Çonkar, dünyanın 40 kilometrelik kabuk kalınlığına sahip olduğunu belirterek, “Dünyanın kabuğu kalınlık olarak, kendi elimizin ölü derisi veya bir elmanın kabuğu gibidir. Dünya kabuğunun ortalama kalınlığı 40 kilometredir. Fakat bunun altında 6 bin 790 km kadar kızgın bir küre vardır. Buranın sıcaklığı 1000 dereceden başlar. Çekirdeğe doğru 7000 dereceye kadar iner. Bu, güneş çekirdeğinden daha sıcak aslında. Güneşin çekirdeği 5000 derece civarında. Buradaki muazzam enerji aslında göreceli olarak görece sonsuz olarak nitelendirebileceğimiz nükleer füzyonla karşılaştırılabilir. Kabuk incelmesi sebebiyle Türkiye aslında bu açıdan da çok zengindir.  Bu enerji bize kabuğun çok üstüne kadar ulaşır. Buradaki sıcaklığı değerlendirmek üzere dünya üzerinde değişik konseptler mevcut” dedi.

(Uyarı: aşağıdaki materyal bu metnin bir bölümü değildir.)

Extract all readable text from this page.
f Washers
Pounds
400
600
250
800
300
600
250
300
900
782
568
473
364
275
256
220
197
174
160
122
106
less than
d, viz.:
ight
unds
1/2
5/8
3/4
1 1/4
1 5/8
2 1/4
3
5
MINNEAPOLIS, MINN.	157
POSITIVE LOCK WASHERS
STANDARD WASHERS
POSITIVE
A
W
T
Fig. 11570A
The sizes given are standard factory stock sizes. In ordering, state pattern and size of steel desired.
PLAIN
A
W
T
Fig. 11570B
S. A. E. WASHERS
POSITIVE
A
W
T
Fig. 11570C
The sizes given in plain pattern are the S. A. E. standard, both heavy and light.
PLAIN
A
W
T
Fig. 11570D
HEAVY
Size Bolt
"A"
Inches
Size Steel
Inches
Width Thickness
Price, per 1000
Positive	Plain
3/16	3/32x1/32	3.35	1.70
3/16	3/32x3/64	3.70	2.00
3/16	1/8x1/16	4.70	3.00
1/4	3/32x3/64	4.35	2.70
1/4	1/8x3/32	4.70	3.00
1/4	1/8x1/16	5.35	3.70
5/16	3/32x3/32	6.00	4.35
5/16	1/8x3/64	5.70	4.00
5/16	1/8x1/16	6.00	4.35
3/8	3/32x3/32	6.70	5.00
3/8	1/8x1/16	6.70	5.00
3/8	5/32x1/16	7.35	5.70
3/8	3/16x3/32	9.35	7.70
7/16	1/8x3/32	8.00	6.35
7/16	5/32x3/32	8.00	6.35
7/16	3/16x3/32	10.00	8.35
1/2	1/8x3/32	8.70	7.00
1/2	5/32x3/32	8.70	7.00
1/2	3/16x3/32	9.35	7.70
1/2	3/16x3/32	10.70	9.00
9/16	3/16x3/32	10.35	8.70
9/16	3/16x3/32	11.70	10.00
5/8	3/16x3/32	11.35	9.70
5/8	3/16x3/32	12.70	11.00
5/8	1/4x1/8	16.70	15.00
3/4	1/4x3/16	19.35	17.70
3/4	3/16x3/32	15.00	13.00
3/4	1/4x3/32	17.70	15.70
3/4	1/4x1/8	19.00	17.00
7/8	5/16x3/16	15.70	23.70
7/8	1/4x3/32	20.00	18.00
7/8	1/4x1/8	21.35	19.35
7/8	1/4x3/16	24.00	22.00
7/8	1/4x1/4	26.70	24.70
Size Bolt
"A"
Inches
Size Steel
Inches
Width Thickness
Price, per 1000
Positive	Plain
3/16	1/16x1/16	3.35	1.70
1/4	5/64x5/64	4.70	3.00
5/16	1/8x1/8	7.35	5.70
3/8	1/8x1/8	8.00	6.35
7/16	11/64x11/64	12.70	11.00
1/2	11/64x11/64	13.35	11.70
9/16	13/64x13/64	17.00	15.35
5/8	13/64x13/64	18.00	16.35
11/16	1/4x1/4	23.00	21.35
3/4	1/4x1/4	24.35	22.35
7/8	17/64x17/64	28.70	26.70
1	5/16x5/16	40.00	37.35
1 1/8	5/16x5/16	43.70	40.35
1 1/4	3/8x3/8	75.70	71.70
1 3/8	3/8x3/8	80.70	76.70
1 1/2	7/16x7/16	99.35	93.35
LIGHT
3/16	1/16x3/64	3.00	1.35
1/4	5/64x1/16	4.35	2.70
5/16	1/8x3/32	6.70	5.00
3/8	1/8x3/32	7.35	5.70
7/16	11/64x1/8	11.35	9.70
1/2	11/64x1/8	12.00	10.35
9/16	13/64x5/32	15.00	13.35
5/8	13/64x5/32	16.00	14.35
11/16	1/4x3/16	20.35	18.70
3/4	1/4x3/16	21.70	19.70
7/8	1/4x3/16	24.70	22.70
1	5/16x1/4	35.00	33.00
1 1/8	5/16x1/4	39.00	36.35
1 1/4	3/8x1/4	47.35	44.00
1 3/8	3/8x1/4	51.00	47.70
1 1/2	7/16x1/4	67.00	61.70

Fosil yakıt bağımlılığı sürüyor

Daha sonra söz alan Afyon Jeotermal Turizm ve Ticaret A.Ş (AFJET) Genel Müdürü İsmail Kara, fosil yakıtlara bağımlılığımızın devam ettiğini söyledi.  Kara “Şu anda yüzde 30 civarında doğalgazla elektrik üretiyoruz. Kömürle elektrik üretimimiz ise yüzde 20-25 civarlarında” dedi. Türkiye’nin jeotermalden yararlanma anlamında dünyada ikinci sırada olduğunu ifade eden Kara, şöyle konuştu:

“Şu andaki güncel duruma baktığımızda Türkiye’deki jeotermal enerji uygulamaları elektrik üretiminde bizi dördüncü sıraya yükseltiyor. Jeotermal uygulamalarda ise dünyada ikinci sıradayız.  Yani aslında ülkemizde ciddi bir kaynak kullanımı var” dedi. Kara, sürdürülebilir ve yenilenebilir enerji üretimi ve kullanımında kaynak yönetiminin büyük önem taşıdığını belirterek, “Bir yönetim modelinin olmaması sürdürülebilirliği sağlamada en büyük eksiklik. fosil yakıtların bitebilecek olması öte yandan jeotermal enerjinin sürdürülebilir olmasına dikkat çekiliyor. Ancak biz kaynağımızı iyi ve sürdürülebilir kullanamazsak kaynağımız zamanla yavaş yavaş azalacaktır. Özellikle yer altı su seviyesinde düşüşler olacaktır.”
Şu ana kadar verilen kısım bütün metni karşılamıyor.